Your dictionary might define ‘fictive’ as imaginary but that is not what New Testament scholars refer to when they use the word in describing the cultural landscape and backdrop to the New Testament. Professor of New Testament Theology, Dr. Randy Hedlun, describes the fictive family (kin) as, “[extending] beyond those sharing a common ancestry), which included slaves…distant relatives who may need support and would join the kin group, in-laws, and any others the kin group chose to embrace into its care” (The New Testament As Literature, 2017, p. 49). Belonging to Christ’s kingdom admitted you into His fictive family (kin). Christ expected that those who were accepted into this fictive family would bring the minimum standards of what it meant to belong to a natural family but then realise your relationship to other members of your fictive family was now stronger than blood. This is why, de Silva points out, the most common way of referring to another member of Christ’s fictive family was as a ‘brother’ or ‘sister’.
¶ By this we know love, that He laid down His life for us, and we ought to lay down our lives for the brothers.
First John 3:16
In many families (if not most) there is sibling rivalries. But in Christ’s fictive family there must not be rivalry. This kind of petty competitiveness leading to envy was to considered as shameful and a mark of immaturity.
I say this to your shame. Can it be that there is no one among you wise enough to settle a dispute between the brothers, but brother goes to law against brother, and that before unbelievers? To have lawsuits at all with one another is already a defeat for you. Why not rather suffer wrong? Why not rather be defrauded?
First Corinthians 6:5-7
In a natural family only those who are connected by a bloodline are considered kin (“family”). But in Christ’s Kingdom His family is connected by adoption by the Father and evidenced by acts of goodness and kindness.
For whoever does the will of God, he is my brother and sister and mother.”
As brothers and sisters in Christ’s fictive family we cheer each other on and rejoice with those who rejoice (Rom. 12:15). There is to be no competing against another brother or sister for the acclaim of others. This kind of behaviour within the fictive family of Christ is disgraceful and worse behaviour than would be tolerated in a natural family. This is powerfully illustrated by Christ’s parable of the father who had two sons which Jesus told to shame the scribes and pharisees’ behaviour.
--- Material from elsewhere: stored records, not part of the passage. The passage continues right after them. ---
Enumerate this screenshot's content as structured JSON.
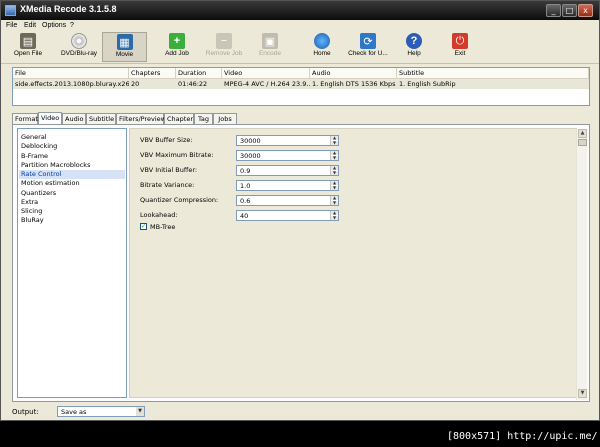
{
  "window": {
    "title": "XMedia Recode 3.1.5.8"
  },
  "titlebar_buttons": {
    "min": "_",
    "max": "□",
    "close": "x"
  },
  "menu": [
    "File",
    "Edit",
    "Options",
    "?"
  ],
  "toolbar": [
    {
      "label": "Open File",
      "icon": "open-file-icon",
      "state": "enabled"
    },
    {
      "label": "DVD/Blu-ray",
      "icon": "disc-icon",
      "state": "enabled"
    },
    {
      "label": "Movie",
      "icon": "film-icon",
      "state": "active"
    },
    {
      "label": "Add Job",
      "icon": "add-icon",
      "state": "enabled"
    },
    {
      "label": "Remove Job",
      "icon": "remove-icon",
      "state": "disabled"
    },
    {
      "label": "Encode",
      "icon": "encode-icon",
      "state": "disabled"
    },
    {
      "label": "Home",
      "icon": "globe-icon",
      "state": "enabled"
    },
    {
      "label": "Check for U...",
      "icon": "refresh-icon",
      "state": "enabled"
    },
    {
      "label": "Help",
      "icon": "help-icon",
      "state": "enabled"
    },
    {
      "label": "Exit",
      "icon": "exit-icon",
      "state": "enabled"
    }
  ],
  "filelist": {
    "columns": [
      "File",
      "Chapters",
      "Duration",
      "Video",
      "Audio",
      "Subtitle"
    ],
    "rows": [
      [
        "side.effects.2013.1080p.bluray.x26...",
        "20",
        "01:46:22",
        "MPEG-4 AVC / H.264 23.9...",
        "1. English DTS 1536 Kbps ...",
        "1. English SubRip"
      ]
    ]
  },
  "tabs": [
    "Format",
    "Video",
    "Audio",
    "Subtitle",
    "Filters/Preview",
    "Chapter",
    "Tag",
    "Jobs"
  ],
  "active_tab": "Video",
  "video_sections": [
    "General",
    "Deblocking",
    "B-Frame",
    "Partition Macroblocks",
    "Rate Control",
    "Motion estimation",
    "Quantizers",
    "Extra",
    "Slicing",
    "BluRay"
  ],
  "selected_section": "Rate Control",
  "rate_control": [
    {
      "label": "VBV Buffer Size:",
      "value": "30000"
    },
    {
      "label": "VBV Maximum Bitrate:",
      "value": "30000"
    },
    {
      "label": "VBV Initial Buffer:",
      "value": "0.9"
    },
    {
      "label": "Bitrate Variance:",
      "value": "1.0"
    },
    {
      "label": "Quantizer Compression:",
      "value": "0.6"
    },
    {
      "label": "Lookahead:",
      "value": "40"
    }
  ],
  "mb_tree": {
    "label": "MB-Tree",
    "checked": true,
    "mark": "✓"
  },
  "spin_arrows": {
    "up": "▲",
    "down": "▼"
  },
  "scroll_arrows": {
    "up": "▲",
    "down": "▼"
  },
  "output": {
    "label": "Output:",
    "value": "Save as",
    "arrow": "▼"
  },
  "watermark": "[800x571] http://upic.me/",
  "colors": {
    "titlebar": "#1a1a1a",
    "selection": "#d6e2f5",
    "window": "#ece9d8"
  }
}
¶ Now the tax collectors and sinners were all drawing near to hear Him. And the Pharisees and the scribes grumbled, saying, “This man receives sinners and eats with them.” ¶ So He told them this parable: … ¶ And He said, “There was a man who had two sons.”
Luke 15:1-3, 11
When two of Christ’s disciples came to Jesus and to sit either side of Him in His kingdom, it was, Dr. de Silva points out, a thoughtful act of one brother toward another, but it was a misunderstanding of what Christ’s kingdom was meant to be among the disciples – and something that caused a dissension between them. Jesus wanted all of His disciples to recognise that they were all brothers by a bond stronger than blood.
And they said to Him, “Grant us to sit, one at Your right hand and one at Your left, in your glory.” Jesus said to them, “You do not know what you are asking. Are you able to drink the cup that I drink, or to be baptized with the baptism with which I am baptized?” And they said to Him, “We are able.” And Jesus said to them, “The cup that I drink you will drink, and with the baptism with which I am baptized, you will be baptized, but to sit at my right hand or at my left is not mine to grant, but it is for those for whom it has been prepared.” And when the ten heard it, they began to be indignant at James and John.
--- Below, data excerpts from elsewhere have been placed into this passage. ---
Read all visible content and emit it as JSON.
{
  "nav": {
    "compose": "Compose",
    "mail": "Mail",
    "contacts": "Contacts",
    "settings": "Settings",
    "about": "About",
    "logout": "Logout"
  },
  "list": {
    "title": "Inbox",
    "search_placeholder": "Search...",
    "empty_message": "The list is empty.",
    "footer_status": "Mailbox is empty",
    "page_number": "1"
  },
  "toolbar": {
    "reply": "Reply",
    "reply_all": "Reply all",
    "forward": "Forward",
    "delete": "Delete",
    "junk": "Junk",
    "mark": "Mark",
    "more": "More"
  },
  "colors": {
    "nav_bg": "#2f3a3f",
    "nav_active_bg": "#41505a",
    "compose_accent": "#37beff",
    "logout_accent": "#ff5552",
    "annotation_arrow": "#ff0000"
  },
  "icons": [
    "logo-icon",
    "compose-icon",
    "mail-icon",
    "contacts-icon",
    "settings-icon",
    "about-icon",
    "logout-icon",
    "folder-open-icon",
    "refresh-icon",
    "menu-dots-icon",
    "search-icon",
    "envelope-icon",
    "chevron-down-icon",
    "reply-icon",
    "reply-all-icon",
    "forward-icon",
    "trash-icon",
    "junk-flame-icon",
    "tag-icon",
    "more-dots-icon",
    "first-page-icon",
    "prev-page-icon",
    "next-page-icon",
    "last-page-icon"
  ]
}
Christ’s family is open to anyone. He invited (and still invites) the outcast, the unpopular, the despised, the weak, the vulnerable, the apparently ‘got-it-all-together-but-haven’t-really’ to belong in His family. We are His hands, His feet, and His mouth-pieces, to reveal to an orphaned world that there is a seat at the table of Christ’s feast waiting for them. You may not have a natural family that you are connected with. But, your church family is also your fictive family where the bonds between brother and sister are stronger than blood ties!
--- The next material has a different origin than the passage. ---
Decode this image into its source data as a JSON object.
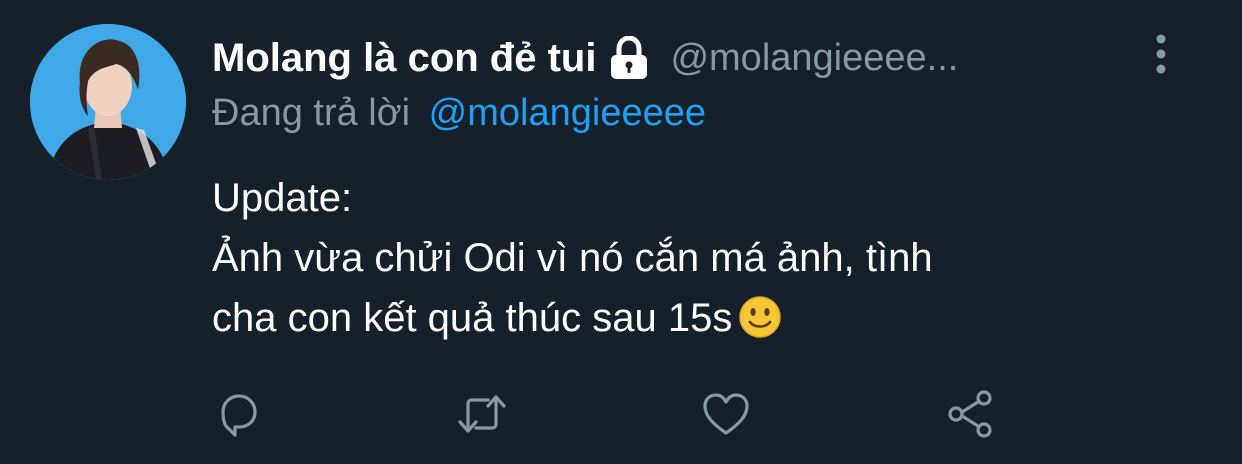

That according to the riches of his glory he may grant you to be strengthened with power through His Spirit in your inner being, so that Christ may dwell in your hearts through faith—that you, being rooted and grounded in love, may have strength to comprehend with all the saints what is the breadth and length and height and depth, and to know the love of Christ that surpasses knowledge, that you may be filled with all the fullness of God.